DOI: 10.1002/hep.1840220311
1995
Cited 54 times
A randomized, double-blind, placebo-controlled trial of ursodeoxycholic acid in primary biliary cirrhosis
One hundred fifty-one patients with primary biliary cirrhosis (PBC) grouped into four strata based on entry serum bilirubin (<2 mg/dL vs. 2 mg/dL or greater) and liver histology (stages I, II vs. stages III, IV–Ludwig criteria) were randomized within each stratum to ursodiol or placebo given in a single dose of 10 to 12 mg/kg at bedtime for 2 years. Placebo- (n = 74) and ursodiol-treated (n = 77) patients were well matched at baseline for demographic and prognostic factors. Ursodiol induced major improvements in biochemical tests of the liver in strata 1 and 2 (entry bilirubin <2), but had less effect on laboratory tests in patients with entry serum bilirubin of ⩾2 (strata 3 and 4). Histology was favorably affected by ursodiol in patients in strata 1 and 2 but not in strata 3 and 4. Ursodiol enrichment in fasting bile obtained at the conclusion of the trial was approximately 40% and comparable in all strata. Thus, differences in ursodiol enrichment of the bile acid pool do not explain better responses of laboratory tests and histology found in patients with less advanced PBC. Patients treated with ursodiol tended to develop a treatment failure less frequently than those who received placebo, particularly in strata 1 and 2 (ursodiol 42%, placebo 60%, P = .078). Development of severe symptoms (fatigue/pruritus) and doubling of serum bilirubin were reduced significantly in ursodiol-treated patients. Major complications of liver disease, progression to liver transplantation or death, occurred in 10.5% and 76.6%, respectively, in patients who had an entry serum bilirubin of <2 or ⩾2 mg/dL. The incidence of these complications was comparable in ursodiol- and placebo-treated patients.

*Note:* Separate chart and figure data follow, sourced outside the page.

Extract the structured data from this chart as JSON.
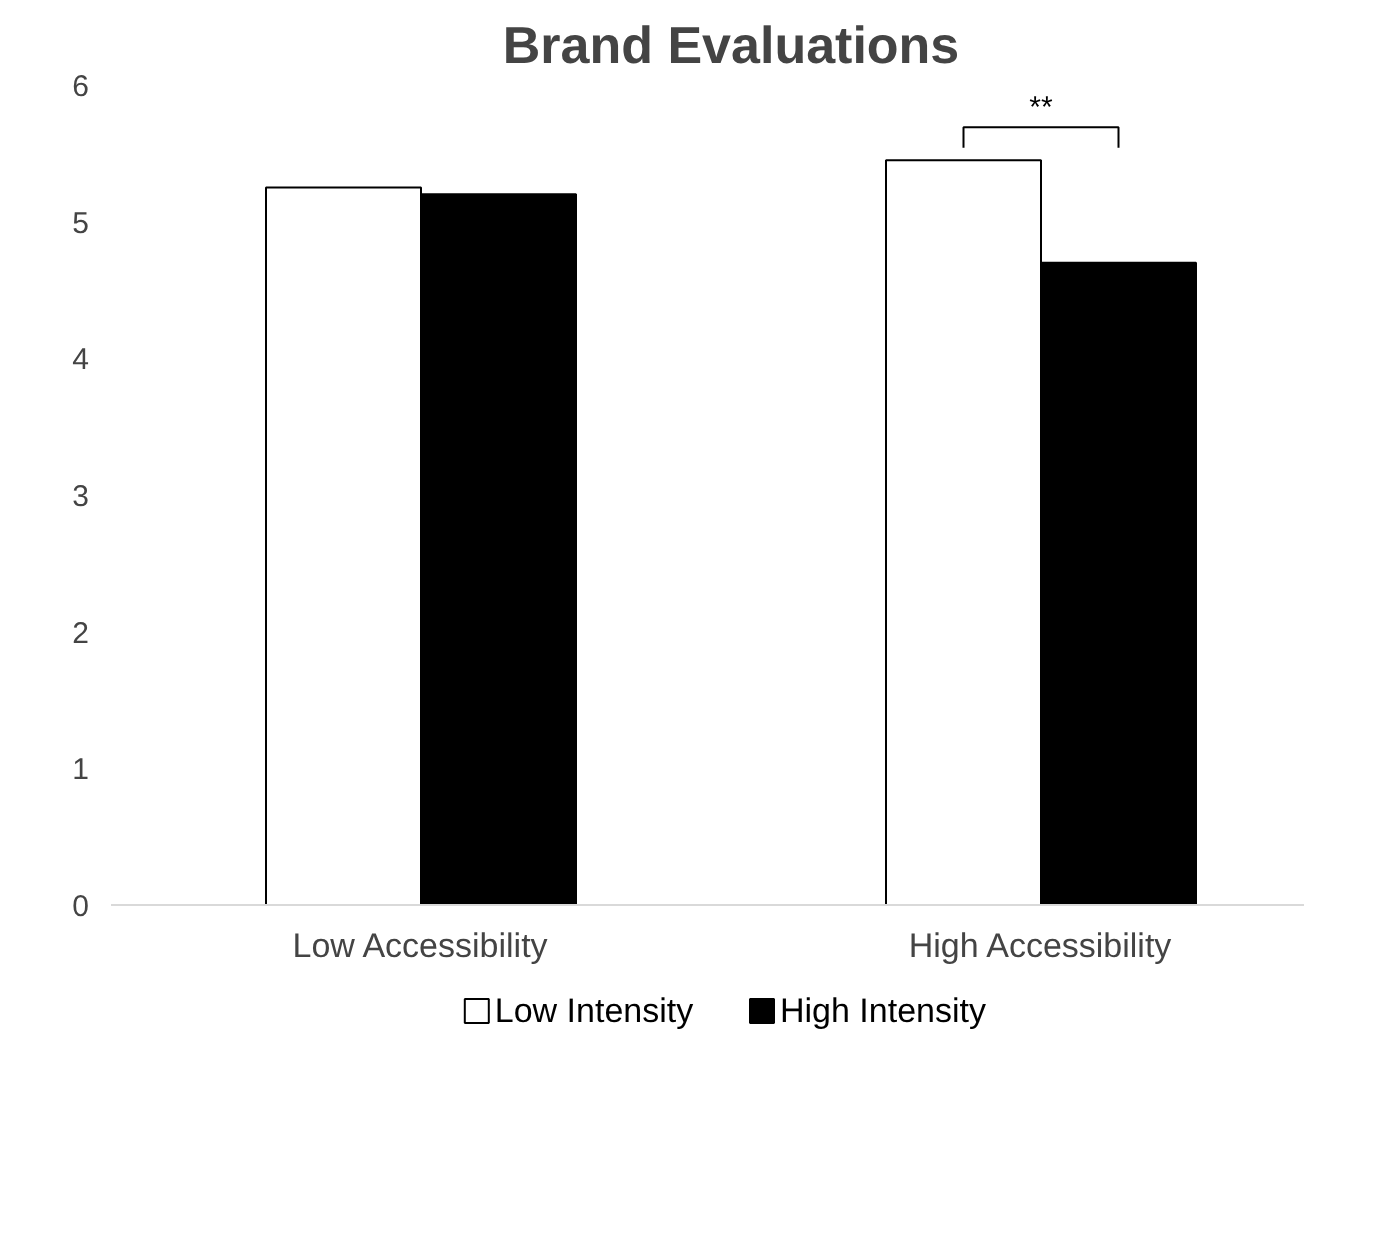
{
  "chart_data": {
    "type": "bar",
    "title": "Brand Evaluations",
    "categories": [
      "Low Accessibility",
      "High Accessibility"
    ],
    "series": [
      {
        "name": "Low Intensity",
        "color": "#ffffff",
        "values": [
          5.25,
          5.45
        ]
      },
      {
        "name": "High Intensity",
        "color": "#000000",
        "values": [
          5.2,
          4.7
        ]
      }
    ],
    "ylim": [
      0,
      6
    ],
    "yticks": [
      0,
      1,
      2,
      3,
      4,
      5,
      6
    ],
    "grid": false,
    "legend": "bottom",
    "annotations": [
      "**"
    ]
  }
}
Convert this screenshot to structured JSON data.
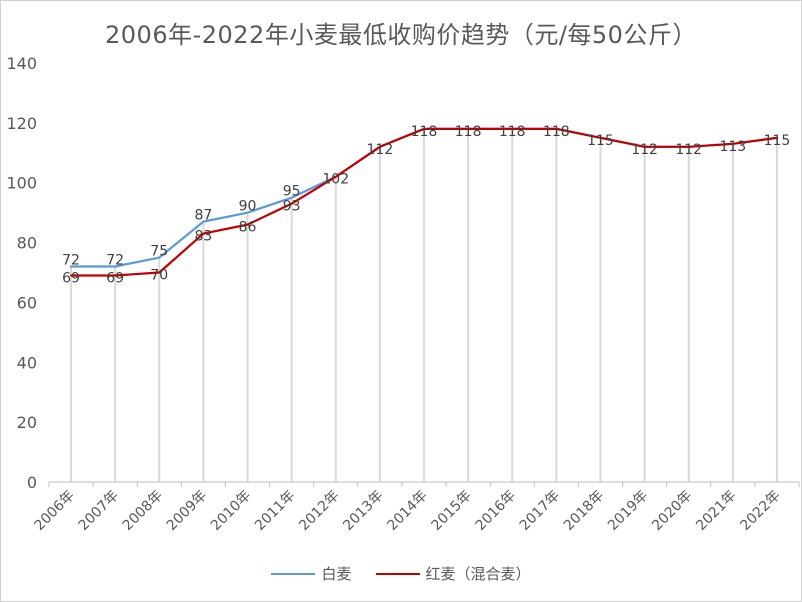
{
  "chart_data": {
    "type": "line",
    "title": "2006年-2022年小麦最低收购价趋势（元/每50公斤）",
    "categories": [
      "2006年",
      "2007年",
      "2008年",
      "2009年",
      "2010年",
      "2011年",
      "2012年",
      "2013年",
      "2014年",
      "2015年",
      "2016年",
      "2017年",
      "2018年",
      "2019年",
      "2020年",
      "2021年",
      "2022年"
    ],
    "series": [
      {
        "name": "白麦",
        "color": "#5B9BD5",
        "values": [
          72,
          72,
          75,
          87,
          90,
          95,
          102,
          112,
          118,
          118,
          118,
          118,
          115,
          112,
          112,
          113,
          115
        ],
        "labels": [
          "72",
          "72",
          "75",
          "87",
          "90",
          "95",
          "",
          "",
          "",
          "",
          "",
          "",
          "",
          "",
          "",
          "",
          ""
        ]
      },
      {
        "name": "红麦（混合麦）",
        "color": "#C00000",
        "values": [
          69,
          69,
          70,
          83,
          86,
          93,
          102,
          112,
          118,
          118,
          118,
          118,
          115,
          112,
          112,
          113,
          115
        ],
        "labels": [
          "69",
          "69",
          "70",
          "83",
          "86",
          "93",
          "102",
          "112",
          "118",
          "118",
          "118",
          "118",
          "115",
          "112",
          "112",
          "113",
          "115"
        ]
      }
    ],
    "ylim": [
      0,
      140
    ],
    "yticks": [
      "0",
      "20",
      "40",
      "60",
      "80",
      "100",
      "120",
      "140"
    ],
    "xlabel": "",
    "ylabel": "",
    "legend_position": "bottom"
  }
}
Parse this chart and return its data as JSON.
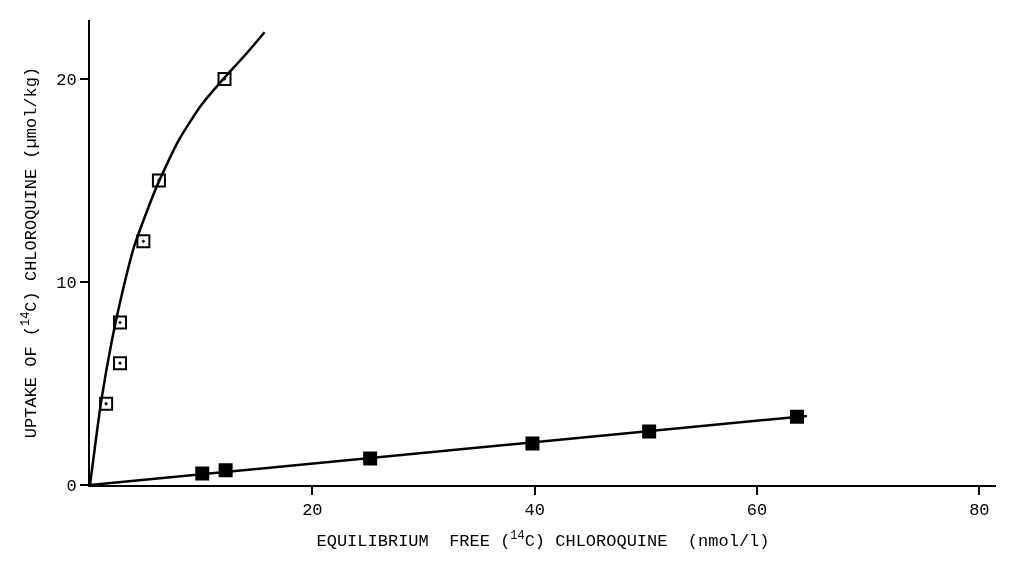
{
  "chart_data": {
    "type": "scatter",
    "xlabel": "EQUILIBRIUM  FREE ($^{14}$C) CHLOROQUINE  (nmol/l)",
    "ylabel": "UPTAKE OF ($^{14}$C) CHLOROQUINE (µmol/kg)",
    "xlim": [
      0,
      81.5
    ],
    "xticks": [
      20,
      40,
      60,
      80
    ],
    "ylim": [
      0,
      22.9
    ],
    "yticks": [
      0,
      10,
      20
    ],
    "legend": false,
    "marker": "square",
    "series": [
      {
        "color": "#000000",
        "marker": "square-open",
        "x": [
          1.45,
          2.7,
          2.7,
          4.8,
          6.2,
          12.1
        ],
        "values": [
          4.0,
          6.0,
          8.0,
          12.0,
          15.0,
          20.0
        ]
      },
      {
        "color": "#000000",
        "x": [
          10.1,
          12.2,
          25.2,
          39.8,
          50.3,
          63.6
        ],
        "values": [
          0.57,
          0.73,
          1.31,
          2.04,
          2.63,
          3.36
        ]
      },
      {
        "type": "line",
        "color": "#000000",
        "marker": "none",
        "x": [
          0,
          1,
          2,
          3,
          4,
          6,
          8,
          10,
          12,
          14,
          15.7
        ],
        "values": [
          0,
          4.1,
          7.2,
          9.7,
          11.8,
          14.7,
          17.0,
          18.7,
          20.0,
          21.2,
          22.3
        ]
      },
      {
        "type": "line",
        "color": "#000000",
        "marker": "none",
        "x": [
          0,
          64.5
        ],
        "values": [
          0,
          3.4
        ]
      }
    ]
  }
}
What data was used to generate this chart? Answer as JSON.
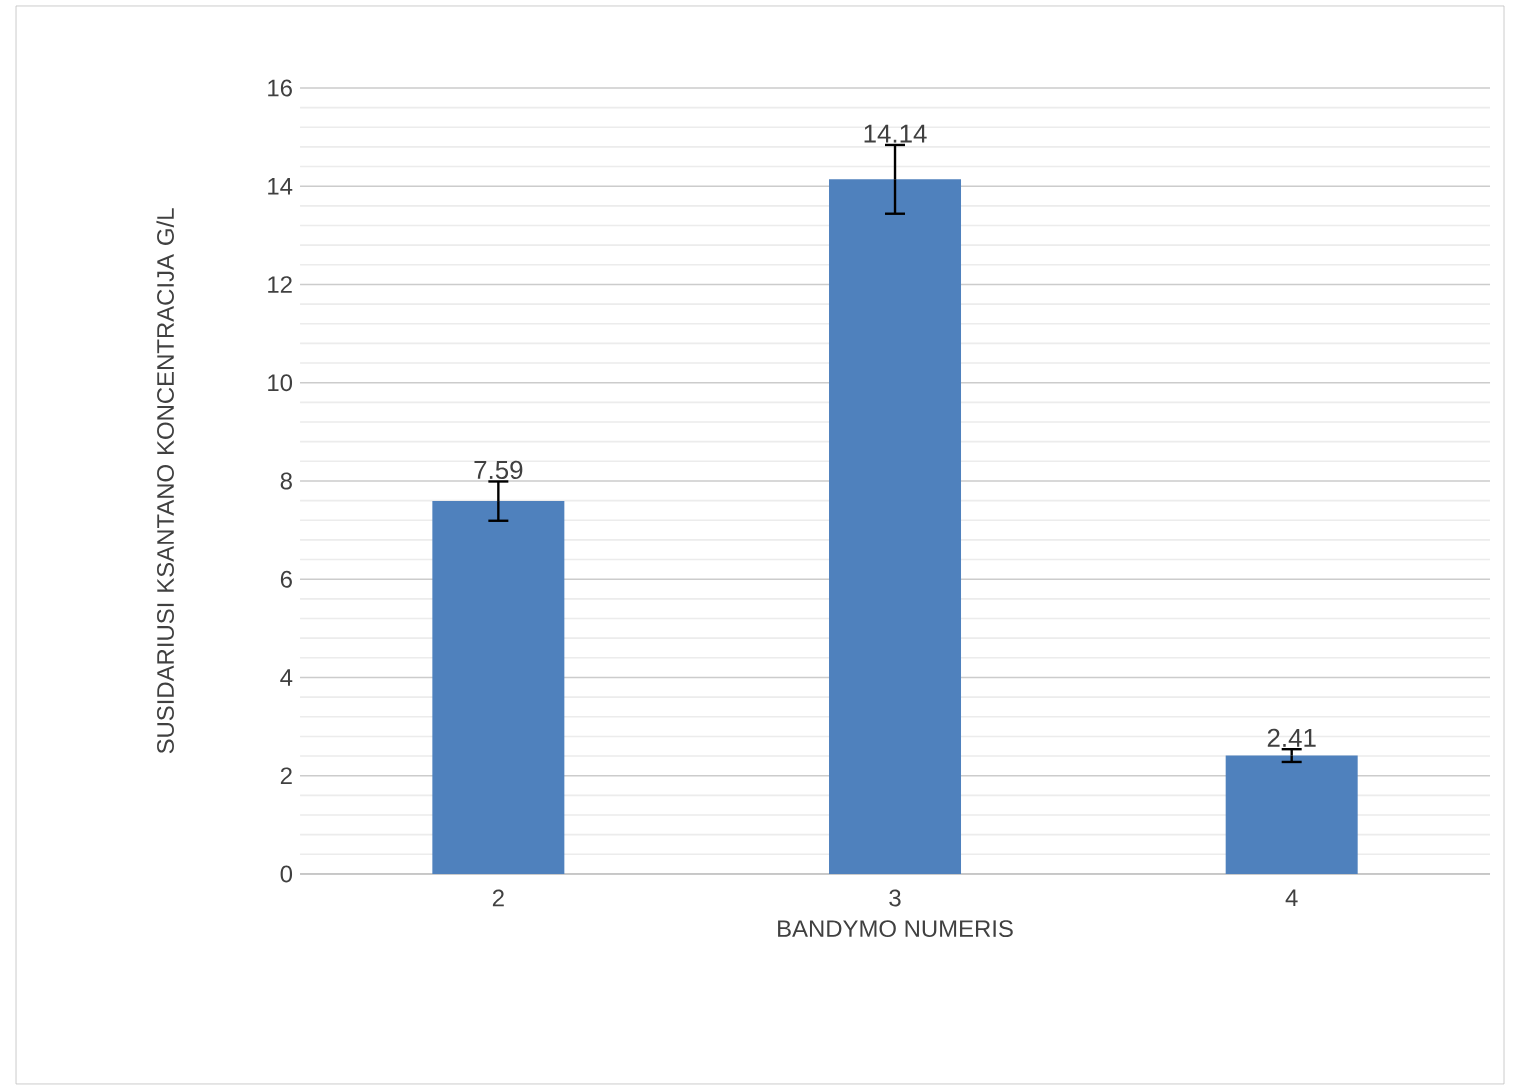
{
  "chart_data": {
    "type": "bar",
    "xlabel": "BANDYMO NUMERIS",
    "ylabel": "SUSIDARIUSI KSANTANO KONCENTRACIJA G/L",
    "categories": [
      "2",
      "3",
      "4"
    ],
    "values": [
      7.59,
      14.14,
      2.41
    ],
    "errors": [
      0.4,
      0.7,
      0.13
    ],
    "color": "#4f81bd",
    "ylim": [
      0,
      16
    ],
    "yticks": [
      0,
      2,
      4,
      6,
      8,
      10,
      12,
      14,
      16
    ],
    "grid": "y",
    "data_labels": true
  }
}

Treatment failure occurred sooner in placebo than in ursodiol-treated patients in strata 1 and 2 but at the same rate in similarly treated patients in strata 3 and 4. Patients with advanced disease are unlikely to benefit from ursodiol. Trials longer than 2 years will likely be needed to determine whether ursodiol reduces major complications of liver disease in patients with milder disease. (Hepatology 1995;22:759–766.)